With the impressive rally off the lows the S&P 500 has now managed to make an important break back above its long-term (12-month) moving average. If you’ve been reading my ongoing updates for the better part of this year, you’ll know that this was the third warning sign I was watching for to help gauge the likelihood of a market peak and onset of a major bear market.
As shown in the red circled regions below (click image to enlarge), the S&P 500 failed to break back above its long-term moving average in 2000 and then again in 2008 in confirmation that we had seen a major peak and were now heading into a protracted decline.
The other two warnings signs indicated in the chart above still remain in place. That is, a divergence between the S&P and its relative strength index (RSI) and a major MACD sell signal that occurred in June of this year prior to the August correction.
Given the above and the current price action of the market, there are a number of possible outcomes—let’s break them up into a bullish and bearish case.
The Bear Case
The technical divergences and MACD sell signal remain in place, dragging the S&P 500 back below its long-term moving average in confirmation that we are in the beginning stages of a bear market.
This case has been made recently by many on our show. See the following interviews/articles for reference:
- Eric Hadik Sees Major Turn in Gold, 2016 Market Crash
- Technician Tom McClellan: Bear Market Trend Should Last Until Next April
- Robin Griffiths Sees Developing Bear Market and Long-Term Shift to Asia
- Michael Lewitt: Beginning Stages of a Bear Market; Talk of Negative Interest Rates Point to Increasingly Desperate Situation
- Louise Yamada: Major Sell Signals on All Indices
The Bull Case
On the flip-side, there are those who contend that we are merely witnessing a correction in an ongoing bull market—though with the potential to head lower still—and higher highs ultimately ahead of us.
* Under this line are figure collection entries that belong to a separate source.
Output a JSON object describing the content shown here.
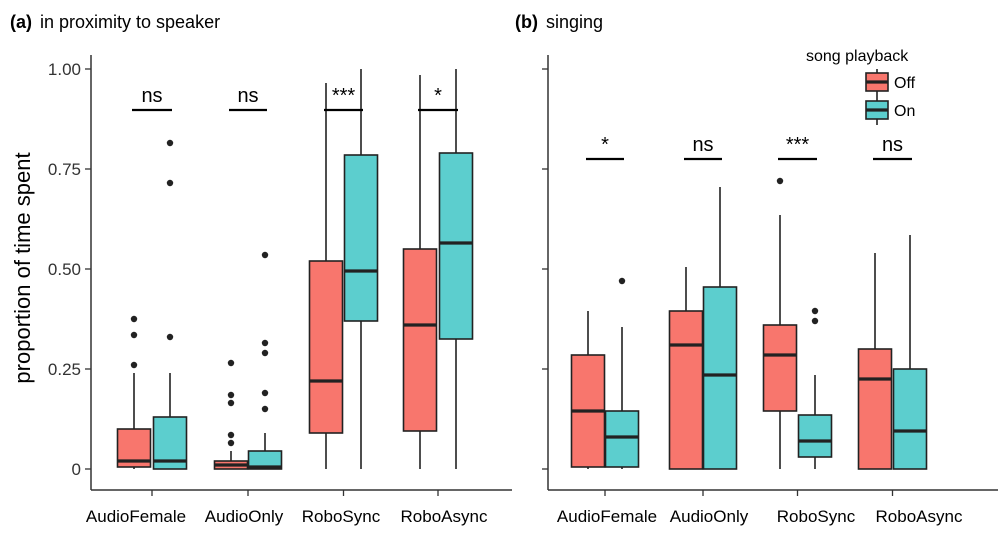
{
  "colors": {
    "off": "#F8766D",
    "on": "#5CCECE"
  },
  "chart_data": [
    {
      "type": "box",
      "panel": "(a)",
      "title": "in proximity to speaker",
      "ylabel": "proportion of time spent",
      "xlabel": "",
      "ylim": [
        0,
        1.0
      ],
      "yticks": [
        "0",
        "0.25",
        "0.50",
        "0.75",
        "1.00"
      ],
      "ytick_values": [
        0,
        0.25,
        0.5,
        0.75,
        1.0
      ],
      "categories": [
        "AudioFemale",
        "AudioOnly",
        "RoboSync",
        "RoboAsync"
      ],
      "significance": [
        "ns",
        "ns",
        "***",
        "*"
      ],
      "series": [
        {
          "name": "Off",
          "boxes": [
            {
              "min": 0,
              "q1": 0.005,
              "median": 0.02,
              "q3": 0.1,
              "max": 0.24,
              "outliers": [
                0.26,
                0.335,
                0.375
              ]
            },
            {
              "min": 0,
              "q1": 0.0,
              "median": 0.01,
              "q3": 0.02,
              "max": 0.045,
              "outliers": [
                0.065,
                0.085,
                0.165,
                0.185,
                0.265
              ]
            },
            {
              "min": 0,
              "q1": 0.09,
              "median": 0.22,
              "q3": 0.52,
              "max": 0.965,
              "outliers": []
            },
            {
              "min": 0,
              "q1": 0.095,
              "median": 0.36,
              "q3": 0.55,
              "max": 0.985,
              "outliers": []
            }
          ]
        },
        {
          "name": "On",
          "boxes": [
            {
              "min": 0,
              "q1": 0.0,
              "median": 0.02,
              "q3": 0.13,
              "max": 0.24,
              "outliers": [
                0.33,
                0.715,
                0.815
              ]
            },
            {
              "min": 0,
              "q1": 0.0,
              "median": 0.005,
              "q3": 0.045,
              "max": 0.09,
              "outliers": [
                0.15,
                0.19,
                0.29,
                0.315,
                0.535
              ]
            },
            {
              "min": 0,
              "q1": 0.37,
              "median": 0.495,
              "q3": 0.785,
              "max": 1.0,
              "outliers": []
            },
            {
              "min": 0,
              "q1": 0.325,
              "median": 0.565,
              "q3": 0.79,
              "max": 1.0,
              "outliers": []
            }
          ]
        }
      ]
    },
    {
      "type": "box",
      "panel": "(b)",
      "title": "singing",
      "ylabel": "",
      "xlabel": "",
      "ylim": [
        0,
        1.0
      ],
      "categories": [
        "AudioFemale",
        "AudioOnly",
        "RoboSync",
        "RoboAsync"
      ],
      "significance": [
        "*",
        "ns",
        "***",
        "ns"
      ],
      "series": [
        {
          "name": "Off",
          "boxes": [
            {
              "min": 0,
              "q1": 0.005,
              "median": 0.145,
              "q3": 0.285,
              "max": 0.395,
              "outliers": []
            },
            {
              "min": 0,
              "q1": 0.0,
              "median": 0.31,
              "q3": 0.395,
              "max": 0.505,
              "outliers": []
            },
            {
              "min": 0,
              "q1": 0.145,
              "median": 0.285,
              "q3": 0.36,
              "max": 0.635,
              "outliers": [
                0.72
              ]
            },
            {
              "min": 0,
              "q1": 0.0,
              "median": 0.225,
              "q3": 0.3,
              "max": 0.54,
              "outliers": []
            }
          ]
        },
        {
          "name": "On",
          "boxes": [
            {
              "min": 0,
              "q1": 0.005,
              "median": 0.08,
              "q3": 0.145,
              "max": 0.355,
              "outliers": [
                0.47
              ]
            },
            {
              "min": 0,
              "q1": 0.0,
              "median": 0.235,
              "q3": 0.455,
              "max": 0.705,
              "outliers": []
            },
            {
              "min": 0,
              "q1": 0.03,
              "median": 0.07,
              "q3": 0.135,
              "max": 0.235,
              "outliers": [
                0.37,
                0.395
              ]
            },
            {
              "min": 0,
              "q1": 0.0,
              "median": 0.095,
              "q3": 0.25,
              "max": 0.585,
              "outliers": []
            }
          ]
        }
      ]
    }
  ],
  "legend": {
    "title": "song playback",
    "items": [
      {
        "label": "Off",
        "color": "#F8766D"
      },
      {
        "label": "On",
        "color": "#5CCECE"
      }
    ]
  }
}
Given how negative sentiment is toward the stock market, especially after the August correction, it is not surprising that this view has been harder to find. That being said, there have been some notable names on our show that make this contention: Dan Wantrobski (see here), Ralph Acampora (see here), and Martin Armstrong (see here).
Whether you agree with his points or not, Lee Cooperman at Omega Advisors also gave his 7 reasons for market upside:
1. This would be the first market peak that occurred without one Fed tightening. He says on average, the market went up for 2.5 years after the first rate hike.
2. Bear markets come due to recession, overvaluation, hostile Fed, or a geopolitical event. Those don't really seem to be present, with the caveat of the last one.
3. Markets usually peak during euphoria and he doesn't see any signs of that.
4. The stock market has already corrected recently.
5. What's the alternative to stocks... bonds yielding 2% or cash earning zero?
6. There's enormous substitution taking place of debt for equity. Corporations are announcing big buybacks and that supports the market.
7. Valuation is reasonable
So, as usual, the experts are divided. What’s an investor to do? Along these lines, Chris Puplava, Chief Investment Officer for PFS Group, noted last month:
Financial market volatility will likely persist heading into October until seasonal forces help bring about a possible year-end rally. If this scenario plays out, it will be important to see whether US and global economic growth improves, both alleviating market fears and leading to a resumption of the bull market. If the opposite is true and we see risk measures deteriorate further, preservation of capital will be much more important as the likelihood of a structural bear market increases.
One of the key areas to monitor going forward will be the credit markets. Higher stock prices should be confirmed by an improvement in the credit space, as RenMac's Senior Technical Analyst noted on our show last week (see here).
The Bloomberg Financial Conditions Index (which combines yield spreads from US money markets, equity markets, and bond markets) is one of many useful indicators to track the health of the credit markets. As you can see below, it diverged from the S&P 500 starting in 2014 and went negative along with the market in late August. It has since moved back to positive territory and is not showing the same level of deterioration that marked the 2007 top.